8 de nov. de 2018

A corrupção me deixou burro, muito burro demais

A corrupção me deixou burro, muito burro demais
Quinta-feira, 8 de novembro de 2018

A corrupção me deixou burro, muito burro demais

Arte: Caroline Oliveira
A mitificação e a aura de salvador cegaram os eleitores de Bolsonaro a tal ponto que estão prostrados e extasiados diante do circo de cafajestes que está sendo armado. A corrupção não nos têm causado apenas uma ferida ética, mas também uma ferida cognitiva
A corrupção foi o tema de fundo das eleições que passaram. Não havia dissenso entre os eleitores: todos queriam honestidade como virtude e competência política. Institucionalmente, dispúnhamos da lei da ficha limpa como um critério possível.  Se, em tese, todos eram honestos, nossa possibilidade de ter um presidente desonesto – pelo menos do ponto de vista jurídico – foi reduzida a zero, com margem de erro de dois pontos para mais e para menos…
O presidente democraticamente eleito é, portanto, ficha-limpa. Assim como ainda é Lula – caso o direito constitucional fosse realmente um filme de final feliz como pensam os constitucionalistas.
Mas, se todos os candidatos eram honestos, apenas um deles conseguiu se tornar, literalmente, um ícone totêmico contra a corrupção. A mitificação de Bolsonaro se deve ao fato de que ele corporificou o que, em psicologia analítica, se chama de complexo do salvador. Para Jung, esse complexo está presente no inconsciente coletivo e é ativado em épocas de crise e de desorientação como a nossa. É como se a incapacidade coletiva de transpor obstáculos e dificuldades próprios das crises (sociais, políticas e econômicas) fizesse com que instâncias psíquicas mais relacionadas com a fé do que com a lógica racional fossem despertadas.
Esse ponto é nevrálgico para compreender, a partir de uma perspectiva de psicologia das massas, porque a maioria do eleitorado alçou Bolsonaro, na política, como uma solução psicológica muito parecida com a de Jesus, no discurso religioso. Não sem razão que o discurso religioso, sempre prenhe de dogmas idiotizantes, foi determinante nessa eleição.

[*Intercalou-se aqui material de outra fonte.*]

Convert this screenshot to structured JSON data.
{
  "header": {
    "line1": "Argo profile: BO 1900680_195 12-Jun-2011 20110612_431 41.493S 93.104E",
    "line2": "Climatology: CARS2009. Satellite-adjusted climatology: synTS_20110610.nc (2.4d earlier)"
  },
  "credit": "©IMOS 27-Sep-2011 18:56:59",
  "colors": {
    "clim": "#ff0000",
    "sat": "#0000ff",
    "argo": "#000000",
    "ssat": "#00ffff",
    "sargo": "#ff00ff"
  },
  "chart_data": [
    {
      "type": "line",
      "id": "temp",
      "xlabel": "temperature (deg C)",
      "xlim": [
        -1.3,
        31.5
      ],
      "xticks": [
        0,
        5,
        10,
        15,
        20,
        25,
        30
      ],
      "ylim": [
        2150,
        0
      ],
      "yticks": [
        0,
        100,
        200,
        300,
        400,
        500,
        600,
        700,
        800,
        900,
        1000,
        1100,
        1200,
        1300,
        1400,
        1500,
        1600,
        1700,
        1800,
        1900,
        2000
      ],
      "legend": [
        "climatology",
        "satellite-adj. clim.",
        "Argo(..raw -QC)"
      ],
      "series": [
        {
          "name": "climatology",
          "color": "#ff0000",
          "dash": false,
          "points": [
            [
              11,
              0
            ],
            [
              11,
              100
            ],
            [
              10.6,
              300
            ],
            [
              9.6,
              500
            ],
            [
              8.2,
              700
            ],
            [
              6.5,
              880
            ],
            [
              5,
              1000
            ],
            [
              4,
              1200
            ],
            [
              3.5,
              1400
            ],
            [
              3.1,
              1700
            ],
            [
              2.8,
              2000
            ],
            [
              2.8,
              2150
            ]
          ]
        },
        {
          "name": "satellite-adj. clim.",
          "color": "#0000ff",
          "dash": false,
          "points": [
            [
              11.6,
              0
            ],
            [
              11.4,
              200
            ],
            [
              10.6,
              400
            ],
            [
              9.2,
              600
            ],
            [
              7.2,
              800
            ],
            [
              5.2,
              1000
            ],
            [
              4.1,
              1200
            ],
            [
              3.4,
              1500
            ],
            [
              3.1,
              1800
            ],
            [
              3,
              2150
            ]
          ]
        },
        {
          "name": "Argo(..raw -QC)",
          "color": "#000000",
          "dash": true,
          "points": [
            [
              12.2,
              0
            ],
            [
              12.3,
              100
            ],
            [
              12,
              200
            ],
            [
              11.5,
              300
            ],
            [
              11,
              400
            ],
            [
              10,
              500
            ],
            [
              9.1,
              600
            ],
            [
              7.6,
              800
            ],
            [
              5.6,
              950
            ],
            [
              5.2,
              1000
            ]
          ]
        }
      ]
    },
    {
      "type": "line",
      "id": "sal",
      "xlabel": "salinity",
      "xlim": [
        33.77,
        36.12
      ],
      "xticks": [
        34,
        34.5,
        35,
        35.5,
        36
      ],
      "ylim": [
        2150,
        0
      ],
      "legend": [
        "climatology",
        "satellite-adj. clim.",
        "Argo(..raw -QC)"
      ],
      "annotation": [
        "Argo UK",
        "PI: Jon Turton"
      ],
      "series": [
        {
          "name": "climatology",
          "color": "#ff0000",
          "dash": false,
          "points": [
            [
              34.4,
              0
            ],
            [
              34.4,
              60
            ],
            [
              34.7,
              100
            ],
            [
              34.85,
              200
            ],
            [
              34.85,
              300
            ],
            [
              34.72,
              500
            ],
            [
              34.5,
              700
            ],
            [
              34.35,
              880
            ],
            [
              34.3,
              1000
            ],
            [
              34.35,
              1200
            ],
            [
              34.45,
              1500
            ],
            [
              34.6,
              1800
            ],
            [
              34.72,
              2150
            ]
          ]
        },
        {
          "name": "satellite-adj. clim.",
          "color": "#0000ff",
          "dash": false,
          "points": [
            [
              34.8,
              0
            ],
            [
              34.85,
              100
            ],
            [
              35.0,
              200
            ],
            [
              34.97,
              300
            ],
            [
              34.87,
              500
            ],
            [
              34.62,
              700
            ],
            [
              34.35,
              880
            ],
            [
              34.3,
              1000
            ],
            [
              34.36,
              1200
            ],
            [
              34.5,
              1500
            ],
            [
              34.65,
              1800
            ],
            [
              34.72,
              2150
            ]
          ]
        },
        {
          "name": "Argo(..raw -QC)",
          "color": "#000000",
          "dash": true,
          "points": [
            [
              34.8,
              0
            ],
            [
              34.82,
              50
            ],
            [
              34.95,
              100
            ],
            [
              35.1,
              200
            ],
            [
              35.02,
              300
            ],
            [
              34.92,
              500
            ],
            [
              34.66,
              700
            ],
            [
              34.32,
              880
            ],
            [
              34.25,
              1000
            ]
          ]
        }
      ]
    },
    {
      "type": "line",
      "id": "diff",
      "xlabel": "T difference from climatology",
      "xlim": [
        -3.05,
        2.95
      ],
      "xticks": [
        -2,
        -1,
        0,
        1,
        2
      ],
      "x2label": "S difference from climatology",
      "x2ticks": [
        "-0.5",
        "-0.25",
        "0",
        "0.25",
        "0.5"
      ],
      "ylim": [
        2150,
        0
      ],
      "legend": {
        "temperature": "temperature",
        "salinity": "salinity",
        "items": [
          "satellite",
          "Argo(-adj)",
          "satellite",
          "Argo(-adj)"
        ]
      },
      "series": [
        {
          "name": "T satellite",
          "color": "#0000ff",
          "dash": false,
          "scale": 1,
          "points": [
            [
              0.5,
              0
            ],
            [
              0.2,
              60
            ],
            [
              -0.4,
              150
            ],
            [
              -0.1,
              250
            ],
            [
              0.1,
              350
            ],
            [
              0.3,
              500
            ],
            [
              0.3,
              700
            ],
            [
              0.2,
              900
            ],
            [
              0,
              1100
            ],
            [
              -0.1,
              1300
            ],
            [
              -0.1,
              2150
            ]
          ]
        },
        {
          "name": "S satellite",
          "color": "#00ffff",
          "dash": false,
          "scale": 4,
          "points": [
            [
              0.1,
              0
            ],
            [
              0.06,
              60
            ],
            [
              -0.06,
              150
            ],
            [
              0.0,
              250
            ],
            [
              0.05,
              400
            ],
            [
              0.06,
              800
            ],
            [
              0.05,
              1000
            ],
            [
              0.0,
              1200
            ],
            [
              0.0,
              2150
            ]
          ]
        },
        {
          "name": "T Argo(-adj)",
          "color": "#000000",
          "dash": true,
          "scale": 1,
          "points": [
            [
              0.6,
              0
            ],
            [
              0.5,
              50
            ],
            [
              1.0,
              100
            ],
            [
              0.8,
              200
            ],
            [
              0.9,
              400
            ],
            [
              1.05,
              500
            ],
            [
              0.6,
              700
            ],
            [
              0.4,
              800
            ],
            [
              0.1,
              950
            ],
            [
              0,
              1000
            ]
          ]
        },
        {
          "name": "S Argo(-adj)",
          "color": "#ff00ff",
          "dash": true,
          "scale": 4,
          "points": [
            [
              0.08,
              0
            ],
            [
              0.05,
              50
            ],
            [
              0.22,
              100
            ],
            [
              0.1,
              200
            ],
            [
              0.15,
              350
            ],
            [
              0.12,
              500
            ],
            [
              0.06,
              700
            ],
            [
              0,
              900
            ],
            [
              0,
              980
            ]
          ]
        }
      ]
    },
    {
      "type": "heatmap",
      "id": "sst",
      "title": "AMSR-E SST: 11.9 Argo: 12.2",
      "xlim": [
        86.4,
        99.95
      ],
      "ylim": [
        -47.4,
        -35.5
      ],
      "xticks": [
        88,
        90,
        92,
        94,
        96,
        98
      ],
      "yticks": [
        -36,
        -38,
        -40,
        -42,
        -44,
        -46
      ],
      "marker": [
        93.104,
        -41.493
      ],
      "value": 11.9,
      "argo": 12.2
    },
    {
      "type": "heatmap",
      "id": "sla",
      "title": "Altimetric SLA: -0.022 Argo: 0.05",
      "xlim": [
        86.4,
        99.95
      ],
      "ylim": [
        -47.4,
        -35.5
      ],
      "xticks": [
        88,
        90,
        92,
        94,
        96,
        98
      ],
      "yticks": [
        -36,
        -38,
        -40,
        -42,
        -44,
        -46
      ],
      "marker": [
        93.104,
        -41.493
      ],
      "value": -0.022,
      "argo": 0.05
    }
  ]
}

O dogma é a injeção de anestesia contra o medo dos idiotas, laicos ou não.
Essa fé, que geralmente costuma cegar, agora precisa ser cutucada pela sarna da razão. Afinal, se, por fim, habemus um presidente juridicamente honesto, qual será o próximo passo da vigília renitente contra a corrupção? O Brasil que não votou no Bolsonaro quer mais ativismo em nome do combate à corrupção do que arrependimento. É isso que vamos cobrar de vocês! Não por ressentimento da derrota, mas para que, pelo menos, ante todo o apocalipse anunciado, esse projeto – o de “moralizar” a política – seja, ao menos, levado à sério.
Digo isso porque, mesmo antes de começar, a “empresa” de Bolsonaro já está tomada por canalhas. E não tenho visto ou lido manifestações dos brasileiros de bem-com-a-camisa-da-CBF cobrando, da equipe, a mesma lisura que tanto se cobrou do seu chefe.
Onyx Lorenzoni confessou que recebeu valores espúrios da JBS. Magno Malta, que fez aquela reza chumbrega no dia da vitória, está afundado em denúncias. Paulo Guedes é investigado por fraude em fundos de pensão. Sérgio Moro corrompeu a Constituição para combater a corrupção – e, por último, contemporizou a confissão de Lorenzoni com o bálsamo do seu perdão divino(?!)…
Claro que se poderia objetar – exatamente fez a turma do Lula – que eles todos são presumidamente inocentes, já que, em nenhum caso, houve trânsito em julgado de sentença penal condenatória. No entanto, se o combate à corrupção é a agenda magna do novo presidente, como é possível, usando mais coerência do que fé, acreditar que se poderá cultivar queijo com tantos ratos ao redor?
O “ato-falho” de Bolsonaro, convidando Alberto Fraga para compor a equipe, deixou claro, pelo menos para quem compreende a noção de verdades inconscientes, que não é a corrupção o mote intrínseco do projeto de poder de Bolsonaro. A fala foi gravada e está disponível no youtube – este que é o VAR da política. Fraga, esse sim, já está condenado por corrupção e cumprindo pena.
A mitificação e a aura de salvador cegaram os eleitores de Bolsonaro a tal ponto que estão prostrados e extasiados diante do circo de cafajestes que está sendo armado. A corrupção não nos têm causado apenas uma ferida ética, mas também uma ferida cognitiva.

Paulo Ferrareze Filho é doutor em Filosofia do Direito (UFSC). Psicanalista em formação, professor de Psicologia Jurídica e curador do Caos Filosófico de Balneário Camboriú/SC.